Is there actually a one-to-one correspondence between a given central charge $c<1$ and a given universality class? I'm just starting to learn about conformal field theory, with an aim to understand critical exponents in terms of conformal fixed points. I see, in multiple locations, the claim that a central charge $c<1$, $c=1-\frac{6}{m(m+1)}$ for $m=3,4,5,...$, dictates the universality class. However, I also see claims of the complete opposite! Because I am new to this field, I will share examples of conflicting claims, bolding what I view as the important parts, in case I am misunderstanding something fundamental.

For example, In 1d criticality, what is the relation between the universality class and central charge? says that "I want to know how to obtain the universality class of the phase transition from the central charge "c" in one dimensional model. If c is less than 1, there is a one-to-one correspondence." The paper 1D Fermi Liquids by Johannes Voit notes that "The critical exponents are the scaling dimensions of the various operators in a conformally invariant theory and, generically, are fully determined by c."

However, on nLab, there's the following quote of Cardy's:
"Shortly thereafter Friedan, Qiu and Shenker showed that unitary CFTs (corresponding to local, positive definite Boltzmann weights) are a subset of this list, with $c=1−\frac{6}{m(m+1)}$ and $m$ an integer $\geq 3$. This gives rise to what might be termed the "conformal periodic table". The first few examples may be identified with well-known universality classes.
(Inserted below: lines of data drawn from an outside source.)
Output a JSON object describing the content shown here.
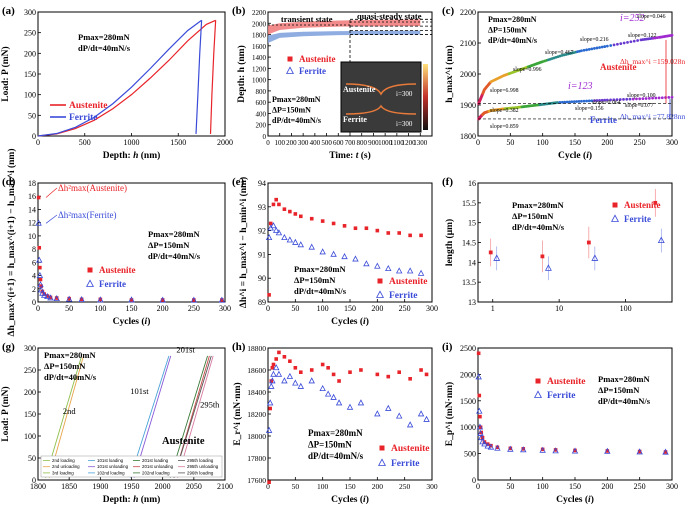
{
  "panels": [
    {
      "id": "a",
      "label": "(a)",
      "type": "line",
      "xlabel": "Depth: h (nm)",
      "ylabel": "Load: P (mN)",
      "xlim": [
        0,
        2000
      ],
      "ylim": [
        0,
        300
      ],
      "xticks": [
        0,
        500,
        1000,
        1500,
        2000
      ],
      "yticks": [
        0,
        50,
        100,
        150,
        200,
        250,
        300
      ],
      "notes": [
        "Pmax=280mN",
        "dP/dt=40mN/s"
      ],
      "series": [
        {
          "name": "Austenite",
          "color": "#e8242a",
          "load_x": [
            0,
            200,
            400,
            600,
            800,
            1000,
            1200,
            1400,
            1600,
            1800,
            1900
          ],
          "load_y": [
            0,
            5,
            18,
            38,
            66,
            100,
            140,
            183,
            230,
            270,
            280
          ],
          "unload_x": [
            1900,
            1880,
            1860,
            1845
          ],
          "unload_y": [
            280,
            200,
            100,
            5
          ]
        },
        {
          "name": "Ferrite",
          "color": "#3a4bd8",
          "load_x": [
            0,
            200,
            400,
            600,
            800,
            1000,
            1200,
            1400,
            1600,
            1750
          ],
          "load_y": [
            0,
            6,
            21,
            45,
            78,
            118,
            163,
            210,
            255,
            280
          ],
          "unload_x": [
            1750,
            1730,
            1710,
            1690
          ],
          "unload_y": [
            280,
            200,
            100,
            5
          ]
        }
      ]
    },
    {
      "id": "b",
      "label": "(b)",
      "type": "scatter-band",
      "xlabel": "Time: t (s)",
      "ylabel": "Depth: h (nm)",
      "xlim": [
        0,
        1400
      ],
      "ylim": [
        0,
        2200
      ],
      "xticks": [
        0,
        100,
        200,
        300,
        400,
        500,
        600,
        700,
        800,
        900,
        1000,
        1100,
        1200,
        1300
      ],
      "yticks": [
        0,
        200,
        400,
        600,
        800,
        1000,
        1200,
        1400,
        1600,
        1800,
        2000,
        2200
      ],
      "annotations": [
        "transient state",
        "quasi-steady state"
      ],
      "notes": [
        "Pmax=280mN",
        "ΔP=150mN",
        "dP/dt=40mN/s"
      ],
      "inset": {
        "labels": [
          "Austenite",
          "Ferrite"
        ],
        "cycle": "i=300"
      },
      "series": [
        {
          "name": "Austenite",
          "color": "#f07878",
          "t": [
            0,
            100,
            300,
            600,
            900,
            1300
          ],
          "h_low": [
            1800,
            1880,
            1920,
            1940,
            1945,
            1950
          ],
          "h_high": [
            1960,
            2000,
            2030,
            2050,
            2060,
            2070
          ]
        },
        {
          "name": "Ferrite",
          "color": "#7d9fdc",
          "t": [
            0,
            100,
            300,
            600,
            900,
            1300
          ],
          "h_low": [
            1650,
            1740,
            1770,
            1790,
            1795,
            1800
          ],
          "h_high": [
            1780,
            1830,
            1850,
            1860,
            1865,
            1870
          ]
        }
      ]
    },
    {
      "id": "c",
      "label": "(c)",
      "type": "scatter",
      "xlabel": "Cycle (i)",
      "ylabel": "h_max^i (nm)",
      "xlim": [
        0,
        300
      ],
      "ylim": [
        1800,
        2200
      ],
      "xticks": [
        0,
        50,
        100,
        150,
        200,
        250,
        300
      ],
      "yticks": [
        1800,
        1900,
        2000,
        2100,
        2200
      ],
      "notes": [
        "Pmax=280mN",
        "ΔP=150mN",
        "dP/dt=40mN/s"
      ],
      "series_labels": [
        "Austenite",
        "Ferrite"
      ],
      "cycle_labels": [
        "i=252",
        "i=123"
      ],
      "delta_labels": [
        "Δh_max^i =159.028nm",
        "Δh_max^i =77.828nm"
      ],
      "slopes": [
        "slope=0.046",
        "slope=0.122",
        "slope=0.216",
        "slope=0.467",
        "slope=0.996",
        "slope=6.998",
        "slope=0.382",
        "slope=0.859",
        "slope=0.156",
        "slope=0.064",
        "slope=0.100",
        "slope=0.077"
      ],
      "series": [
        {
          "name": "Austenite",
          "x": [
            1,
            5,
            10,
            20,
            40,
            60,
            80,
            100,
            130,
            160,
            200,
            252,
            280,
            300
          ],
          "y": [
            1905,
            1925,
            1950,
            1975,
            1995,
            2010,
            2025,
            2040,
            2060,
            2075,
            2090,
            2110,
            2118,
            2125
          ]
        },
        {
          "name": "Ferrite",
          "x": [
            1,
            5,
            10,
            20,
            40,
            60,
            80,
            100,
            123,
            160,
            200,
            250,
            300
          ],
          "y": [
            1855,
            1865,
            1875,
            1882,
            1888,
            1892,
            1897,
            1902,
            1908,
            1912,
            1916,
            1920,
            1925
          ]
        }
      ]
    },
    {
      "id": "d",
      "label": "(d)",
      "type": "scatter",
      "xlabel": "Cycles (i)",
      "ylabel": "Δh_max^(i+1) = h_max^(i+1) − h_max^i (nm)",
      "xlim": [
        0,
        300
      ],
      "ylim": [
        0,
        18
      ],
      "xticks": [
        0,
        50,
        100,
        150,
        200,
        250,
        300
      ],
      "yticks": [
        0,
        2,
        4,
        6,
        8,
        10,
        12,
        14,
        16,
        18
      ],
      "notes": [
        "Pmax=280mN",
        "ΔP=150mN",
        "dP/dt=40mN/s"
      ],
      "annotations": [
        "Δh²max(Austenite)",
        "Δh²max(Ferrite)"
      ],
      "series": [
        {
          "name": "Austenite",
          "color": "#e8242a",
          "x": [
            1,
            2,
            3,
            4,
            5,
            7,
            10,
            15,
            20,
            30,
            50,
            70,
            100,
            150,
            200,
            250,
            295
          ],
          "y": [
            15.8,
            8.2,
            5.2,
            3.4,
            2.4,
            1.6,
            1.2,
            0.9,
            0.7,
            0.6,
            0.5,
            0.4,
            0.4,
            0.3,
            0.3,
            0.3,
            0.3
          ]
        },
        {
          "name": "Ferrite",
          "color": "#3a4bd8",
          "x": [
            1,
            2,
            3,
            4,
            5,
            7,
            10,
            15,
            20,
            30,
            50,
            70,
            100,
            150,
            200,
            250,
            295
          ],
          "y": [
            11.9,
            6.3,
            4.0,
            2.6,
            1.8,
            1.3,
            1.0,
            0.8,
            0.6,
            0.5,
            0.4,
            0.35,
            0.3,
            0.3,
            0.25,
            0.25,
            0.25
          ]
        }
      ]
    },
    {
      "id": "e",
      "label": "(e)",
      "type": "scatter",
      "xlabel": "Cycles (i)",
      "ylabel": "Δh^i = h_max^i − h_min^i (nm)",
      "xlim": [
        0,
        300
      ],
      "ylim": [
        89,
        94
      ],
      "xticks": [
        0,
        50,
        100,
        150,
        200,
        250,
        300
      ],
      "yticks": [
        89,
        90,
        91,
        92,
        93,
        94
      ],
      "notes": [
        "Pmax=280mN",
        "ΔP=150mN",
        "dP/dt=40mN/s"
      ],
      "series": [
        {
          "name": "Austenite",
          "color": "#e8242a",
          "x": [
            2,
            5,
            10,
            15,
            20,
            30,
            40,
            50,
            60,
            80,
            100,
            120,
            140,
            160,
            180,
            200,
            220,
            240,
            260,
            280
          ],
          "y": [
            89.3,
            92.3,
            93.1,
            93.3,
            93.1,
            92.9,
            92.8,
            92.7,
            92.6,
            92.5,
            92.4,
            92.3,
            92.2,
            92.1,
            92.1,
            92.0,
            91.9,
            91.9,
            91.8,
            91.8
          ]
        },
        {
          "name": "Ferrite",
          "color": "#3a4bd8",
          "x": [
            2,
            5,
            10,
            15,
            20,
            30,
            40,
            50,
            60,
            80,
            100,
            120,
            140,
            160,
            180,
            200,
            220,
            240,
            260,
            280
          ],
          "y": [
            91.7,
            92.1,
            92.2,
            92.0,
            91.9,
            91.7,
            91.6,
            91.5,
            91.4,
            91.3,
            91.1,
            91.0,
            90.9,
            90.8,
            90.6,
            90.5,
            90.4,
            90.3,
            90.3,
            90.2
          ]
        }
      ]
    },
    {
      "id": "f",
      "label": "(f)",
      "type": "errorbar-scatter",
      "xlabel": "",
      "ylabel": "length (μm)",
      "xscale": "log",
      "xlim": [
        0.6,
        500
      ],
      "ylim": [
        13.0,
        16.0
      ],
      "xticks": [
        1,
        10,
        100
      ],
      "yticks": [
        13.0,
        13.5,
        14.0,
        14.5,
        15.0,
        15.5,
        16.0
      ],
      "notes": [
        "Pmax=280mN",
        "ΔP=150mN",
        "dP/dt=40mN/s"
      ],
      "series": [
        {
          "name": "Austenite",
          "color": "#e8242a",
          "x": [
            1,
            6,
            30,
            300
          ],
          "y": [
            14.25,
            14.15,
            14.5,
            15.5
          ],
          "err": [
            0.35,
            0.4,
            0.4,
            0.35
          ]
        },
        {
          "name": "Ferrite",
          "color": "#3a4bd8",
          "x": [
            1,
            6,
            30,
            300
          ],
          "y": [
            14.1,
            13.85,
            14.1,
            14.55
          ],
          "err": [
            0.3,
            0.3,
            0.3,
            0.3
          ]
        }
      ]
    },
    {
      "id": "g",
      "label": "(g)",
      "type": "line",
      "xlabel": "Depth: h (nm)",
      "ylabel": "Load: P (mN)",
      "xlim": [
        1800,
        2100
      ],
      "ylim": [
        0,
        300
      ],
      "xticks": [
        1800,
        1850,
        1900,
        1950,
        2000,
        2050,
        2100
      ],
      "yticks": [
        0,
        50,
        100,
        150,
        200,
        250,
        300
      ],
      "notes": [
        "Pmax=280mN",
        "ΔP=150mN",
        "dP/dt=40mN/s"
      ],
      "loop_labels": [
        "2nd",
        "101st",
        "201st",
        "295th"
      ],
      "material": "Austenite",
      "legend": [
        "2nd loading",
        "2nd unloading",
        "3rd loading",
        "101st loading",
        "101st unloading",
        "102nd loading",
        "201st loading",
        "201st unloading",
        "202nd loading",
        "295th loading",
        "295th unloading",
        "296th loading"
      ]
    },
    {
      "id": "h",
      "label": "(h)",
      "type": "scatter",
      "xlabel": "Cycles (i)",
      "ylabel": "E_r^i (mN·nm)",
      "xlim": [
        0,
        300
      ],
      "ylim": [
        17600,
        18800
      ],
      "xticks": [
        0,
        50,
        100,
        150,
        200,
        250,
        300
      ],
      "yticks": [
        17600,
        17800,
        18000,
        18200,
        18400,
        18600,
        18800
      ],
      "notes": [
        "Pmax=280mN",
        "ΔP=150mN",
        "dP/dt=40mN/s"
      ],
      "series": [
        {
          "name": "Austenite",
          "color": "#e8242a",
          "x": [
            2,
            4,
            6,
            8,
            10,
            15,
            20,
            30,
            40,
            50,
            60,
            80,
            100,
            110,
            120,
            130,
            150,
            170,
            200,
            220,
            240,
            260,
            280,
            290
          ],
          "y": [
            17580,
            18250,
            18500,
            18620,
            18650,
            18700,
            18760,
            18720,
            18680,
            18620,
            18580,
            18600,
            18650,
            18620,
            18560,
            18500,
            18580,
            18600,
            18560,
            18540,
            18580,
            18520,
            18600,
            18560
          ]
        },
        {
          "name": "Ferrite",
          "color": "#3a4bd8",
          "x": [
            2,
            4,
            6,
            8,
            10,
            15,
            20,
            30,
            40,
            50,
            60,
            80,
            100,
            110,
            120,
            130,
            150,
            170,
            200,
            220,
            240,
            260,
            280,
            290
          ],
          "y": [
            18050,
            18300,
            18450,
            18500,
            18560,
            18620,
            18560,
            18500,
            18540,
            18480,
            18450,
            18500,
            18430,
            18380,
            18350,
            18300,
            18260,
            18300,
            18200,
            18250,
            18180,
            18100,
            18200,
            18150
          ]
        }
      ]
    },
    {
      "id": "i",
      "label": "(i)",
      "type": "scatter",
      "xlabel": "Cycles (i)",
      "ylabel": "E_p^i (mN·nm)",
      "xlim": [
        0,
        300
      ],
      "ylim": [
        0,
        2500
      ],
      "xticks": [
        0,
        50,
        100,
        150,
        200,
        250,
        300
      ],
      "yticks": [
        0,
        500,
        1000,
        1500,
        2000,
        2500
      ],
      "notes": [
        "Pmax=280mN",
        "ΔP=150mN",
        "dP/dt=40mN/s"
      ],
      "series": [
        {
          "name": "Austenite",
          "color": "#e8242a",
          "x": [
            1,
            2,
            3,
            4,
            5,
            7,
            10,
            15,
            20,
            30,
            50,
            70,
            100,
            120,
            150,
            200,
            250,
            290
          ],
          "y": [
            2400,
            1600,
            1200,
            1000,
            900,
            800,
            720,
            680,
            650,
            620,
            600,
            590,
            580,
            570,
            560,
            550,
            540,
            530
          ]
        },
        {
          "name": "Ferrite",
          "color": "#3a4bd8",
          "x": [
            1,
            2,
            3,
            4,
            5,
            7,
            10,
            15,
            20,
            30,
            50,
            70,
            100,
            120,
            150,
            200,
            250,
            290
          ],
          "y": [
            1950,
            1300,
            1000,
            880,
            800,
            720,
            680,
            640,
            620,
            600,
            580,
            570,
            560,
            550,
            545,
            540,
            530,
            525
          ]
        }
      ]
    }
  ]
}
The "hydrogen atom" of CFT is the scaling limit of the critical Ising model, "helium" is the tricritical Ising model, and so on. Note, however, that at the next value of $c=4/5$ two possible "isotopes" arise. In the second, corresponding to the critical 3-state Potts model, not all the scaling dimensions allowed by BPZ in fact occur, but some of those that do actually appear twice. In fact the constraint of unitarity is not sufficient to determine exactly which representations actually occur in a given CFT."
Cardy's quote seems to say that $c<1$ does not fix the universality class, as there are two different CFTs for $m=5$.
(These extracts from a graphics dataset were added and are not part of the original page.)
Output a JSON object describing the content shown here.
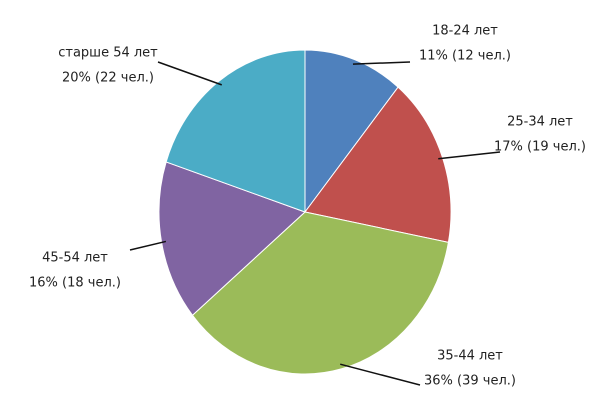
{
  "chart_data": {
    "type": "pie",
    "categories": [
      "18-24 лет",
      "25-34 лет",
      "35-44 лет",
      "45-54 лет",
      "старше 54 лет"
    ],
    "values": [
      11,
      17,
      36,
      16,
      20
    ],
    "value_labels": [
      "11% (12 чел.)",
      "17% (19 чел.)",
      "36% (39 чел.)",
      "16% (18 чел.)",
      "20% (22 чел.)"
    ],
    "colors": [
      "#4f81bd",
      "#c0504d",
      "#9bbb59",
      "#8064a2",
      "#4bacc6"
    ]
  }
}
Is it correct that $c<1$ does not fix the universality class? If it doesn't, is it known how many universality classes there are for a given $c<1$?
 A: Cardy's statement is correct, as you can see by the explicit $c=4/5$ case. In this case, there are two different modular-invariant choices for the field content, one of which corresponds to the three-state Potts model and the other of which describes a generic tetra-critical point.
Once you have the central charge, you can write down the allowed scaling dimensions of all primary operators, but this isn't the end of the story. It turns out that modular invariance constrains which of these operators can appear in your theory. A complete classification of the field content allowed in the Virasoro minimal models is known as the ADE classification: http://www.scholarpedia.org/article/A-D-E_Classification_of_Conformal_Field_Theories . Directly quoting the linked article by Cappelli and Zuber:

The results in Table 3 amount to a classification of the operator contents of all rational conformal theories with c<1 ; we see that more than one consistent set of primary fields is possible for the same central charge (14), leading to quite different theories. These correspond to independent universality classes of critical phenomena in statistical mechanics, because the (relevant) primary fields characterize the manifold of perturbations around the fixed point.